A Little Chaos Is A Comfort

This is a totally personal, self-indulgent rant with no point other than to bitch.

It’s no wonder why I’m kind of a slob. I don’t blame my wife, not really, though it’d be easy because she’s just got way too much stuff to deal with. (I swear the moving sale is going to be astounding; if you live in the Tri-State area, in a few months you’re going to get a great heads-up on all manner of weird collectable junk.) Nope, I blame my dad.

I wouldn’t say he’s a neat freak, I’d say he has issues. Perhaps it comes from his years in the Navy, where everything was kept ship-shape, hence the phrase. But in the privacy of one’s own domain, some 40ish years hence, you’d think that he’d relax a bit. Not a chance. Subsequently, I have issues too. Opposite inverse of his, though.

His house is so clean you could eat off of the bathroom floor. You could probably eat off of the toilet seat. It’s amazing, the level of sterility he lives among. I don’t visit him much, mostly due to the distance, but I must admit that a little piece of it is because dammit, it’s impossible to relax and unwind there. You have to clean everything as you go. At 36 years old, I’m still paranoid if I leave one black hair in the guest room sink in the morning because I’ll get a word about it. Ever see Matchstick Men? My pop’s only a few clicks down from Nicolas Cage’s neurotic character; I once got screamed at for hanging a coat backwards in a closet.

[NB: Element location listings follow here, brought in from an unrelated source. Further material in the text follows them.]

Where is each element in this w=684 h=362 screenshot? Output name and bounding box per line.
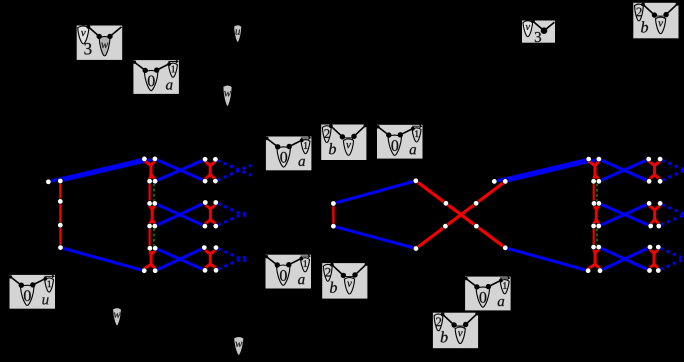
subtree cone 1 (vec) of mid-right [412, 128, 421, 142]
label b of bottom-right-low [441, 331, 448, 342]
label a of mid-left [298, 159, 304, 166]
red connector right-tree right column group 1 [649, 161, 660, 179]
subtree cone u top [234, 25, 242, 43]
label 3 of top-left [84, 43, 91, 54]
node left of bottom-right-low [451, 322, 456, 327]
wire to top-right corner of bottom-right-low [466, 314, 477, 325]
wire to top-left corner of bottom-mid-left [267, 257, 278, 265]
subtree cone v (vec) of bottom-right-low [455, 327, 465, 344]
green dashed chain edge M1-M2 [153, 184, 155, 202]
cone-2 corner node of mid-center [329, 124, 333, 128]
red chain edge M1-M2 [149, 183, 151, 201]
gadget box "b" bottom-right-low [433, 312, 479, 348]
node left of upper-left [143, 68, 148, 73]
corner node of mid-left [265, 137, 268, 140]
red connector right column group 1 [205, 161, 215, 179]
cone-2 corner node of bottom-mid [330, 263, 334, 267]
wire blue dotted exit up [218, 212, 247, 225]
label a of bottom-mid-left [298, 277, 304, 284]
gadget box "3" top-right [522, 19, 555, 42]
red connector right-tree middle column group 3 [588, 249, 600, 269]
label a of mid-right [410, 147, 416, 154]
corner node of mid-right [376, 125, 379, 128]
red crossing edge ascending [416, 181, 505, 248]
node right of mid-right [398, 132, 403, 137]
wire blue crossing up [155, 203, 206, 227]
label b of top-right-corner [641, 21, 648, 32]
node right of top-left [107, 34, 112, 39]
wire blue dotted exit down [218, 249, 246, 262]
node right of mid-left [287, 144, 292, 149]
subtree cone 0 of bottom-right-mid [476, 287, 490, 307]
wire blue crossing up [155, 248, 204, 271]
subtree cone 2 of bottom-right-low [434, 314, 443, 331]
subtree cone 1 (vec) of upper-left [169, 63, 178, 77]
node left of top-left [97, 34, 102, 39]
red connector right-tree right column group 3 [650, 249, 659, 268]
red connector right column group 2 [205, 205, 216, 225]
wire to top-right corner of top-left [110, 27, 122, 37]
middle tree: red edge left pair [332, 204, 334, 227]
gadget box "a" mid-left [265, 136, 311, 170]
wire blue crossing up [599, 159, 649, 181]
corner node of bottom-right-mid [464, 277, 467, 280]
wire blue L2 to bottom apex [333, 226, 416, 248]
wire blue dotted exit up [661, 215, 684, 225]
subtree cone 1 (vec) of bottom-mid-left [301, 258, 310, 272]
subtree cone 0 of mid-left [277, 147, 291, 167]
subtree cone 0 of bottom-mid-left [277, 265, 291, 285]
nodes of middle tree [331, 178, 479, 251]
subtree cone 0 of upper-left [144, 70, 158, 90]
red connector middle column group 2 [150, 205, 155, 224]
wire blue L1 to top apex [333, 181, 415, 204]
node left of mid-left [275, 144, 280, 149]
node right of bottom-right-low [463, 322, 468, 327]
gadget box "a" bottom-right-mid [464, 276, 510, 310]
cone-1 corner node of upper-left [167, 62, 171, 66]
gadget box "b" top-right-corner [633, 2, 679, 38]
wire to cone-1 of bottom-left [33, 279, 45, 285]
red chain edge right M1-M2 [593, 183, 595, 201]
cone-2 corner node of bottom-right-low [441, 313, 445, 317]
wire blue dotted exit down [218, 203, 247, 216]
node right of mid-center [351, 134, 356, 139]
gadget box "a" mid-right [376, 125, 422, 159]
left tree: spine red edge [59, 181, 62, 248]
node left of bottom-mid [341, 273, 346, 278]
subtree cone v of top-left [78, 26, 89, 44]
wire blue A-prime to right middle column top-left [494, 159, 588, 181]
subtree cone w upper [223, 85, 232, 106]
node right of bottom-left [30, 282, 35, 287]
subtree cone 2 of bottom-mid [323, 264, 332, 281]
wire blue dotted exit up [218, 257, 246, 270]
gadget box "3" top-left [77, 25, 123, 60]
wire to top-left corner of mid-right [378, 127, 389, 135]
wire from cone-2 of mid-center [331, 126, 342, 137]
wire to cone-1 of mid-right [400, 129, 412, 135]
subtree cone 1 (vec) of bottom-left [45, 278, 54, 292]
wire V of top-right [533, 21, 555, 31]
red connector middle column group 1 [144, 161, 155, 179]
gadget box "a" upper-left [133, 60, 179, 94]
wire from cone-v of top-left [88, 27, 99, 37]
wire to top-left corner of mid-left [267, 139, 278, 147]
corner node right of top-right-corner [676, 2, 679, 5]
subtree cone 0 of bottom-left [21, 285, 35, 305]
wire blue B-prime to right middle column top-right [505, 159, 599, 181]
corner node right of bottom-mid [365, 263, 368, 266]
cone-v corner node of top-right [531, 19, 535, 23]
wire blue dotted exit up [660, 259, 684, 270]
cone-1 corner node of mid-right [411, 127, 415, 131]
wire blue crossing up [155, 159, 205, 181]
wire blue crossing down [599, 203, 651, 226]
red chain edge right M2-M3 [593, 228, 595, 245]
corner node of bottom-left [9, 275, 12, 278]
cone-1 corner node of bottom-right-mid [499, 279, 503, 283]
shaded subtree cone w of top-left [99, 36, 110, 55]
red connector right-tree middle column group 1 [589, 161, 599, 179]
subtree cone w bottom-mid [234, 337, 244, 356]
cone-1 corner node of bottom-left [43, 277, 47, 281]
wire blue crossing down [599, 159, 649, 181]
subtree cone v of top-right [523, 21, 533, 37]
green dashed chain edge right M2-M3 [596, 228, 598, 245]
wire blue dotted exit down [662, 204, 684, 214]
subtree cone 2 of mid-center [322, 126, 331, 143]
subtree cone 1 (vec) of mid-left [301, 140, 310, 154]
wire blue dotted exit down [662, 160, 684, 170]
wire blue B to middle column top-right [60, 159, 155, 181]
wire from cone-2 of bottom-right-low [443, 314, 454, 325]
wire to top-left corner of bottom-left [11, 277, 22, 285]
wire to top-left corner of bottom-right-mid [466, 279, 477, 287]
wire blue spine bottom to middle column bottom-left [61, 248, 145, 271]
cone-v corner node of top-left [86, 25, 90, 29]
wire from cone-2 of bottom-mid [332, 265, 343, 276]
node right of bottom-right-mid [486, 284, 491, 289]
red connector right column group 3 [204, 250, 216, 269]
corner node of bottom-mid-left [265, 255, 268, 258]
label b of mid-center [329, 143, 336, 154]
corner node right of bottom-right-low [475, 312, 478, 315]
subtree cone v (vec) of bottom-mid [344, 277, 354, 294]
red connector right-tree right column group 2 [649, 205, 660, 224]
red connector right-tree middle column group 2 [594, 205, 599, 224]
wire blue A to middle column top-left [48, 159, 144, 182]
gadget box "u" bottom-left [9, 275, 55, 309]
gadget box "b" bottom-mid [322, 263, 368, 299]
wire blue crossing down [155, 159, 205, 181]
label u of bottom-left [42, 297, 48, 304]
wire blue dotted exit up [217, 165, 251, 180]
node left of mid-center [340, 134, 345, 139]
label 3 of top-right [535, 32, 541, 42]
node right of bottom-mid-left [286, 262, 291, 267]
wire blue crossing down [599, 247, 650, 270]
corner node right of mid-center [364, 124, 367, 127]
wire blue crossing up [600, 247, 650, 271]
wire blue crossing down [155, 203, 205, 226]
wire to top-left corner of upper-left [134, 62, 145, 70]
subtree cone v (vec) of top-right-corner [656, 17, 666, 34]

He regularly empties drawers and arranges the items in them so it’s orderly. His garage is cleaner and more organized than most people’s kitchens. He’s got three shop-vac’s at my last count. One for dry, one for wet, and one for wet or dry. Beats me as to the redundancy, but I assume just having it gives him a sense of comfort.

Particularly amazing is that, even with this lifestyle, and the fact that both he and his wife are retired/work from home, they still have two cleaning ladies that service the house once per week. I’m dumbfounded as to what they might actually have to do, outside of vacuuming the living room (which is never really dirty anyway; you have to take your shoes off when you come in the house).

He flies out from Wisconsin to NYC several times a year, and often, when traveling alone, he stays with us. That’s when I get my sick little kick. Oh, we pick up a little, here and there. I make sure that there’s no midget porn lying around, for example, and I’ll wipe the coffee stains off of the counters, little once-over shit like that. Might vacuum if it needs it. But other than that, piss on it; he’s under my roof, and it’s kick back with your shoes on the table time. Even my wife plays ball now, she’s gotten over the cleaning up for the in-laws thing as far as he’s concerned. She realizes that, even pushing 40, I still feel some queer need to rebel; maybe it’s a testament to my youthful disposition. Or my immaturity, more like it.

I used to be a neat freak for many years, particularly when I lived alone. I was falling into the same kind of paranoia my old man seems to exhibit if anything was smudged, out of place, or in any other way in a non-pristine state. Then I got married. Big difference, it was like achieving autonomy for the first time in a way, a real sense of coming into my own as a grown-up capable of making my own choices; one of which was to let go of the psychological need to be totally fastidious.

It’s been three years down that road, and I think both Xtine and I are both about ready to stop being comfy pigs. I know she’d like it a lot. We don’t live in squalor, and as evidenced by my earlier post on hiring maids, I do like living in a clean place, but I sure as hell don’t ever want to become anal about it; there’s living clean, and there’s obsessive.


1 Response to “A Little Chaos Is A Comfort”

  1. 1 Susie

    Just let me know when this yard sale thing happens. You guys’ve got neat stuff, and I like neat stuff. Also, I’ve never seen your place anywhere near dirty. And the clutter of collectibles is quite charming. But I like a bit of clutter, as you probably noticed by the state of our place.